Heureux de cette nouvelle amitié, le Capitaine… continua… comme si de rien :

– S’il y a des vagues, il y a de l’eau sur le bateau. Déjà je n’aime pas avoir les chaussures mouillées, ça met trois plombes à sécher. Ensuite, si on chavire, je préfère nager sans chaussures, c'est plus facile, ça enlève du poids et j’ai moins de chance de couler. Je te raconterai peut-être un jour comment j’ai survécu pendant des mois en nageant vers mon île… et sans chaussure !


Attentif et intrigué, Second déclara :

– Ça doit être une sacrée histoire, mon Capitaine !


Vous vous dites qu’il est un peu suce-boules, hein ? Hein quoi ? Vous n’vous l’dites pas… et tant qu’à faire c’est quoi "suce-boules"… Ah, euh... c’est comme euh…. euh… c’est une expression, pour dire qu’il aime euh… Pfff, pourquoi faut-il toujours que j’me mette dans des situations aussi inconfortables…

Suce-boules… des boules de glace ? Non ?

Suce-boules ! Deuxième extension du jeu d’la sodomie, sacré jeu ! Mais encore ?

Bon, ok, on y va. Boules, où est-ce qu’on en trouve ? Dans les glaces, facile. À la pétanque, bien. Boule, quoi Boule ?! Ah, dans Boule et Bill… euh, non, non ! On n’suce pas Boule, sans commentaire, suivant. Au billard ? Euh… oui voilà, le billard !

Donc, sucer les boules, expression un peu vulgaire pour dire qu’il faut bien astiquer les boules, de billard, jusqu’à ce qu’elles soient bien propres, bien lisses, afin que l’joueur s’active ensuite à bien viser l’trou avec sa queue… de billard, de billard !

Compris ? Suce-boules, c’est comme le fayot, c’est celui qui, je l’rappelle, fait du zèle et cherche à plaire. Là, le fayot nettoie les boules, on dit qu’il les suce. Ok ? Ouf… euh cool, cool !

Quoi ? En fait est-ce que c’est comme "lèche-cul"… Pfff, c’est ça, j’abandonne, c’est comme "lèche-cul"…


– Je ne te le fais pas dire, c’est une sacré histoire. C’est décidé, je te la raconterai un jour, promit le Capitaine.

– Merci, mon Capitaine.

– On y va ? Prêt à sortir ?

– Hum, avant, si je puis me permettre, mon Capitaine, est-ce normal que vous gardiez votre épée ? Si vous chavirez, pour nager, ce sera aussi du poids en plus, non ?

– Ah, je me délecte encore de voir que le manque d’air a tonifié ton cerveau.
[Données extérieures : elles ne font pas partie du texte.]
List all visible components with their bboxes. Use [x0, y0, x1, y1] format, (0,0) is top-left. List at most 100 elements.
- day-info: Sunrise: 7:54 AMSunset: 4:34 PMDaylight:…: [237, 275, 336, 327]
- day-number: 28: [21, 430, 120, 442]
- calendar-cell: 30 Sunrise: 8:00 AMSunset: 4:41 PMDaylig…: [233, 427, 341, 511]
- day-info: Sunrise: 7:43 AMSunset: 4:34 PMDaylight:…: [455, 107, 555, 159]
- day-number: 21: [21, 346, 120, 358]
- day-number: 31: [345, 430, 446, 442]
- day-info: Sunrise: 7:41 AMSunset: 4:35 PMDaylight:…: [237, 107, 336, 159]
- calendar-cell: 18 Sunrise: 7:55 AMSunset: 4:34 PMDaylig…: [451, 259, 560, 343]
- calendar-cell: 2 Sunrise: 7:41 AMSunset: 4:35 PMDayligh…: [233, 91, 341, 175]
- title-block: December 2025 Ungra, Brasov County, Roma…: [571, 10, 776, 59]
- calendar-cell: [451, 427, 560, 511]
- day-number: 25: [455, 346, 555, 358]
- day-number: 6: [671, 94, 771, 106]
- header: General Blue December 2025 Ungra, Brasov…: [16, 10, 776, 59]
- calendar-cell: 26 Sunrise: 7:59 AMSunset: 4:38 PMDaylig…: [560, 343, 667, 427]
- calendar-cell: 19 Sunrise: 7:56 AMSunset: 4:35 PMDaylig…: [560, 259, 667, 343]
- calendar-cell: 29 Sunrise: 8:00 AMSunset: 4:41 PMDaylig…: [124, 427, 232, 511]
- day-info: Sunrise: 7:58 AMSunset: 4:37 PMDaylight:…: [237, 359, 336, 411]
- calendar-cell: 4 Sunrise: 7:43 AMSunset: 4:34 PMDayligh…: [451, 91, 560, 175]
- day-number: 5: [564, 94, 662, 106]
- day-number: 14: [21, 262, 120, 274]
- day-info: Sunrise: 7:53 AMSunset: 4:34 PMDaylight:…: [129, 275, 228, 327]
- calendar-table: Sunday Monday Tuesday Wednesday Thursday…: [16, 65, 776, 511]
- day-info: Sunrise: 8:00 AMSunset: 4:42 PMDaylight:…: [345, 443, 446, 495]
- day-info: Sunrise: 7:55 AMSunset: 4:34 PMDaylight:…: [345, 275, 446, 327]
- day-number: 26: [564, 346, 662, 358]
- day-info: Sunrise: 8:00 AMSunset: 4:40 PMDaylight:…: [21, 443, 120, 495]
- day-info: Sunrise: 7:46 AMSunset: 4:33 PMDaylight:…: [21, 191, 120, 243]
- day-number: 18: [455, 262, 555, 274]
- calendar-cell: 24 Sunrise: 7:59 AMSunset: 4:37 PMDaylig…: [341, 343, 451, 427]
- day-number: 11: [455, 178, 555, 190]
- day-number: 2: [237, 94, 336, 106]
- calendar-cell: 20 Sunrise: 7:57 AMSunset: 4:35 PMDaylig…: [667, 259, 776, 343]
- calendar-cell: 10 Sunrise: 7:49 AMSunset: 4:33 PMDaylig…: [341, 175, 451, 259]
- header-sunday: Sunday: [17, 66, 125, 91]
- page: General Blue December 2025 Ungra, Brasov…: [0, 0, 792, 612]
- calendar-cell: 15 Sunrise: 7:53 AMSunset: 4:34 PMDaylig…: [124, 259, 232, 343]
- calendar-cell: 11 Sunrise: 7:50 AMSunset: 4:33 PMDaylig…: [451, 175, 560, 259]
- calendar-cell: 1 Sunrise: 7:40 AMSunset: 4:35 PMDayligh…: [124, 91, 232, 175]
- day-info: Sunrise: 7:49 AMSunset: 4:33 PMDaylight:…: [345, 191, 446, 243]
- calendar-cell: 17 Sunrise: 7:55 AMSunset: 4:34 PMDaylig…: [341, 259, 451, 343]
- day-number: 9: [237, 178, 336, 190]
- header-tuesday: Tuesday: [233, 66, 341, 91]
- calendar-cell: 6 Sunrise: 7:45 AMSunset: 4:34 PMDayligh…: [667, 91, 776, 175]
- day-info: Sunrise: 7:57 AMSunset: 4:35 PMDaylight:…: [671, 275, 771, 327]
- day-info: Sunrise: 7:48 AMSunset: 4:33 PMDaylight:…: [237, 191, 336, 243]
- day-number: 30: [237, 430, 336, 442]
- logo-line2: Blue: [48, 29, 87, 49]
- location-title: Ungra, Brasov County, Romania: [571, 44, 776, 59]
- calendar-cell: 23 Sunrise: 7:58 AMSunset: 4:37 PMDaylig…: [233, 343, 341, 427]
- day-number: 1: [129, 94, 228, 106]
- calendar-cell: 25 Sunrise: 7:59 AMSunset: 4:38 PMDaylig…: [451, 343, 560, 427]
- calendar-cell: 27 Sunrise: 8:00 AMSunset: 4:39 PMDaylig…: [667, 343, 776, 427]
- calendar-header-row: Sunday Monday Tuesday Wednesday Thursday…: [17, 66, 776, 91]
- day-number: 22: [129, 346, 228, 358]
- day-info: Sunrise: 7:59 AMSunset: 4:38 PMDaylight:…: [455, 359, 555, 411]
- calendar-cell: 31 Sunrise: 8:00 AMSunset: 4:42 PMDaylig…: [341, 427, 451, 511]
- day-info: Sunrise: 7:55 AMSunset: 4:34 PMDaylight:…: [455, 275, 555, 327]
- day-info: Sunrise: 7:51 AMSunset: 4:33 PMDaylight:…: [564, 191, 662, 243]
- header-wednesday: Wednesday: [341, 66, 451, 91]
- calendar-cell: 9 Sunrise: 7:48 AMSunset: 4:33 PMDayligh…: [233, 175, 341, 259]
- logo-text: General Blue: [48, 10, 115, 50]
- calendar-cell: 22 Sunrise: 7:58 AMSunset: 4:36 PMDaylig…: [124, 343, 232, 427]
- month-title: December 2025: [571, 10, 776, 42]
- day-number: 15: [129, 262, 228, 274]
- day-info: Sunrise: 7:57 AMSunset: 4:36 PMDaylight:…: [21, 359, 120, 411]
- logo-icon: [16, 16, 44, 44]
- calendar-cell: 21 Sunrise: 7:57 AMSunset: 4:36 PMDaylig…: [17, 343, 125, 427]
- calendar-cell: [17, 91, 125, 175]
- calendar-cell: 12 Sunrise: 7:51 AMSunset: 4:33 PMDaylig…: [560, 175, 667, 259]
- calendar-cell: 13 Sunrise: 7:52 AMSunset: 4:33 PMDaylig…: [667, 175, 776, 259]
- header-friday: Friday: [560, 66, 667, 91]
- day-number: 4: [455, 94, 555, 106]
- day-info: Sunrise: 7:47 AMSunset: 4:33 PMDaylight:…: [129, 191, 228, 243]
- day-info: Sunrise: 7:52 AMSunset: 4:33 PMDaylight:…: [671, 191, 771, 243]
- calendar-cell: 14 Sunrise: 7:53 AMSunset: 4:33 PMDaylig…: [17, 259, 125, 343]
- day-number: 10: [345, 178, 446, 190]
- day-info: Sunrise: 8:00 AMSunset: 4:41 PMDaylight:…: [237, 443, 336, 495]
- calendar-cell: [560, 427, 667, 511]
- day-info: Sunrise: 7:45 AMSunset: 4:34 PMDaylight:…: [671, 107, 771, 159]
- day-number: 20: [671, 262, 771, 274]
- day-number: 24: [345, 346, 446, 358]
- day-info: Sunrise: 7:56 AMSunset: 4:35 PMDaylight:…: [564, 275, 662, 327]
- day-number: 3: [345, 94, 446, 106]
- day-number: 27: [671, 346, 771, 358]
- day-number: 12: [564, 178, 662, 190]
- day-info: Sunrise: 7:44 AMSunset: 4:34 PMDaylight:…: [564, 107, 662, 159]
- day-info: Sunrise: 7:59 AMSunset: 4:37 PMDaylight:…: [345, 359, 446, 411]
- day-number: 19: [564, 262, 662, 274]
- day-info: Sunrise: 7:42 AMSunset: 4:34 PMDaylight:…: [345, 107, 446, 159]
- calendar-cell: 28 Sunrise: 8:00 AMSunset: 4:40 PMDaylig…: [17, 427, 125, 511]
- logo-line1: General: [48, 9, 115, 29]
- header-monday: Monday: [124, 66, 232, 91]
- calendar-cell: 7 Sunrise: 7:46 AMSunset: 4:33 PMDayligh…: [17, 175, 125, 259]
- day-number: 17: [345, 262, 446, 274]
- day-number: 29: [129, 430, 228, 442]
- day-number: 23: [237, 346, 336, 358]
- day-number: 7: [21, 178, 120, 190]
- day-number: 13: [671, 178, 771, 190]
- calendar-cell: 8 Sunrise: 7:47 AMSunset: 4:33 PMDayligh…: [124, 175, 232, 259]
Tu es bien plus perspicace.


Perspicace, c’est êt’e plus intelligent, avoir de bonnes idées.

Mais bon, j’préfère vous prév’nir, vous les p’tits malades que vous êtes, n’essayez pas d’étrangler qui que ce soit pour le rend’e plus intelligent, ça n’marche pas !
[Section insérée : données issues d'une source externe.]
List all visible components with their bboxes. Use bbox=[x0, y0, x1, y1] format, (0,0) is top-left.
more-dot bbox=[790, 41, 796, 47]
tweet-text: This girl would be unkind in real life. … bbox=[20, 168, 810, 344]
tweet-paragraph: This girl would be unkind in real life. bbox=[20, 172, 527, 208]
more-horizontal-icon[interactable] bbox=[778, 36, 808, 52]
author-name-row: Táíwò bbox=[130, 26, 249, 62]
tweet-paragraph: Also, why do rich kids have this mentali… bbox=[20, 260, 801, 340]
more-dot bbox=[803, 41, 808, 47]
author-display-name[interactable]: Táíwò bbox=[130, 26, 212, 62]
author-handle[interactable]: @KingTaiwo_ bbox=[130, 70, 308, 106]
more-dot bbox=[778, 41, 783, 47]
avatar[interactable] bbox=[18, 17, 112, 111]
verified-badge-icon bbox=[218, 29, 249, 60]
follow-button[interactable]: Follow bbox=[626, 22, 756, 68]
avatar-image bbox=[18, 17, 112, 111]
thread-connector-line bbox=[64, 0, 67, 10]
Au pire au mieux, les idiots, étranglez les jusqu’au bout !


Second ne releva pas, le Capitaine poursuivit son explication :

– L’épée en plus, c’est une question de statistique. Elle ne me gêne pas pour naviguer et ne craint pas l’eau. Par contre, si je tombe, à la flotte, oui, comme tu le dis, c’est du poids en plus. Mais statistiquement, et par expérience, je sais qu’elle peut me permettre d’avoir plus de chance de survie une fois que j’arriverai sur une île.
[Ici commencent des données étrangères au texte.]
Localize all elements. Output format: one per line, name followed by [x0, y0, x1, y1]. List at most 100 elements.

– Je comprends, vous pourrez chasser pour vous nourrir.

– Ouais, enfin… je pourrais aussi voler les chaussures d’un autre ou couper un pied ou deux pour en obtenir.

– Oh, je n’avais pas vu les choses sous cet angle… mon Capitaine.

– Ne te tracasse pas, disons qu’avec mon épée je pourrais chasser, tout et n’importe quoi.


Second fut satisfait de cette réponse et n’eut plus rien à dire. Le Capitaine termina alors ce bref instant dans la cabine :

– Plus rien à dire ? Alors si je ne m’abuse, tu m’as réveillé pour gérer une situation délicate, non ?

– Absolument mon Capitaine, comme vous me l’aviez ordonné !

– Alors allons-y ! Qu’est-ce qu’on attend pour sortir ?


Le Capitaine passa la porte de sa cabine pour se rendre à l’extérieur. Second lui emboîta le pas.